Arte de navegar, roteirística
e pilotagem

Declinação Magnética

A bússola, ou agulha de marear, começou a ser utilizada, na Europa, no século XIII, para orientação dos navios no mar. O seu princípio de funcionamento baseia‑se no facto de a Terra ter propriedades magnéticas, comportando‑se como um gigantesco íman. A extremidade, pólo, de uma barra metálica magnetizada é atraída para o pólo magnético terrestre, apontando essa barra sempre na mesma direcção, podendo assim ser usada para orientação.

Pelo facto de esse pólo magnético terrestre não coincidir com o pólo geográfico, a agulha não apontará exactamente na direcção norte-sul. Ao ângulo entre as direcções norte‑sul verdadeira e magnética chama‑se declinação. Esta varia no espaço e também no tempo, variação secular.

Durante os primeiros anos de utilização da agulha de marear estes fenómenos não eram conhecidos. No entanto, sabemos que no século XV já se sabia da existência do mesmo. Alguns autores atribuem a sua descoberta a Cristóvão Colombo, embora existam indícios que o mesmo já era conhecido anteriormente por construtores de bússolas flamengos e alemães.
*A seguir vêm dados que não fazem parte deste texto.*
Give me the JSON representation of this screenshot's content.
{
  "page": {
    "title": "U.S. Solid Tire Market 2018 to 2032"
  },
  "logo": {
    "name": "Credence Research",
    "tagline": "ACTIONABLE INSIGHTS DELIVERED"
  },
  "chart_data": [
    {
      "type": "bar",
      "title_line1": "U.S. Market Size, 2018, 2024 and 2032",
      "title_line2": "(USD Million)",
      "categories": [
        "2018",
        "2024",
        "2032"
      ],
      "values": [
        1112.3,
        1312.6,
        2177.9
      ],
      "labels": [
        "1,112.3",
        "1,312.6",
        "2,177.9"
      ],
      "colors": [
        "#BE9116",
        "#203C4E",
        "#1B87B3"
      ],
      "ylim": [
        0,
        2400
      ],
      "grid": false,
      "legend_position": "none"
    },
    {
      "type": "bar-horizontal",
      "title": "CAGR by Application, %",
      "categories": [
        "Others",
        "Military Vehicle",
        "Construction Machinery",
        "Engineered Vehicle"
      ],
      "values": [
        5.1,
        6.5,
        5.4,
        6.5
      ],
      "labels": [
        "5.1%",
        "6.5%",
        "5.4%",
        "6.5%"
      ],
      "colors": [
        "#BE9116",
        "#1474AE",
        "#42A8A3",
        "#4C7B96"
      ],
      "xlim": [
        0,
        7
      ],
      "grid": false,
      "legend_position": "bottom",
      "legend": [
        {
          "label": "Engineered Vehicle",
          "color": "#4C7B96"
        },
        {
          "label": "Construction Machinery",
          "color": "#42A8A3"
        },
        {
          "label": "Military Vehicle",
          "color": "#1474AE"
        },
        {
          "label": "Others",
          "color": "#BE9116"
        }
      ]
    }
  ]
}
Alguns pilotos portugueses insurgem‑se contra o facto de aqueles construtores colocarem os ferros com um certo desvio debaixo da rosa‑dos‑ventos, para que esta apontasse para o Norte geográfico, no local em que a agulha era construída. Esta correcção só servia para aquele local, sinal de que certamente eles não teriam a noção da variação espacial da declinação.

Nos primeiros anos do século XVI, em 1514, aparece um texto da autoria do piloto João de Lisboa conhecido como Tratado da Agulha de Marear. Deste texto interessa‑nos a teoria que defende a existência de uma relação entre a variação daquela declinação e a longitude dos lugares. O estabelecimento desta teoria só poderia ocorrer se já existisse um conhecimento profundo da variação da declinação para os locais navegados pelos Portugueses.

O autor defendia a existência de uma relação directa entre a variação da declinação magnética e a longitude. Para tal definiu o “meridiano vero”, que era uma linha agónica, ou seja uma linha em que a declinação era nula. Ele próprio se contradiz na definição desta linha. De acordo com a sua regra, tendo em conta o valor da declinação em Lisboa, aquele meridiano passaria a 62,5 léguas a Oeste de Lisboa. No entanto, ele afirma que o mesmo passava por algumas ilhas do arquipélago dos Açores, situadas a uma distância cerca de quatro vezes superior à que obteve pela regra.

Na sua viagem de 1538, D. João de Castro demonstrou a falsidade desta lei, ao verificar que linhas de igual declinação não se encontravam sobre um mesmo meridiano. Apesar disso, muitos pilotos e teóricos da Arte de Navegar continuaram a defender este processo. Isto continuou a acontecer porque na maior tirada feita no sentido Oeste‑Este, a travessia do Atlântico Sul, a variação da declinação ser regular, sendo os pontos obtidos por este processo mais rigorosos que os fornecidos pela estima. Além disso, a declinação servia como uma “conhecença” para alertar o navegador para a proximidade de determinado perigo.

Finalmente, deve também ser aqui referida uma outra contribuição de D. João de Castro para o conhecimento dos fenómenos magnéticos a bordo. Ele notou que a presença de massas metálicas, por exemplo canhões, nas proximidades das agulhas, alterava o comportamento destas. Embora em navios de madeira este problema não fosse grave, pois bastava afastar as bússolas dessas massas metálicas, o mesmo veio a revelar‑se muito importante nos navios construídos em metal.

António Costa Canas


Bibliografia
ALBUQUERQUE, Luís de, “Bússola”, in Dicionário de História dos Descobrimentos Portugueses. Vol I, Lisboa, Círculo de Leitores, 1994, p. 147
IDEM, “Contribuição das Navegações do sec. XVI para o conhecimento do magnetismo terrestre”, Estudos de História da Ciência Náutica. Homenagem do Instituto de Investigação Científica Tropical, Lisboa, Instituto de Investigação Científica Tropical. Centro de Estudos de Cartografia Antiga, 1994, pp. 247‑267.
IDEM, “Declinação magnética”, in Dicionário de História dos Descobrimentos Portugueses. Vol I, Lisboa, Círculo de Leitores, 1994, p. 341.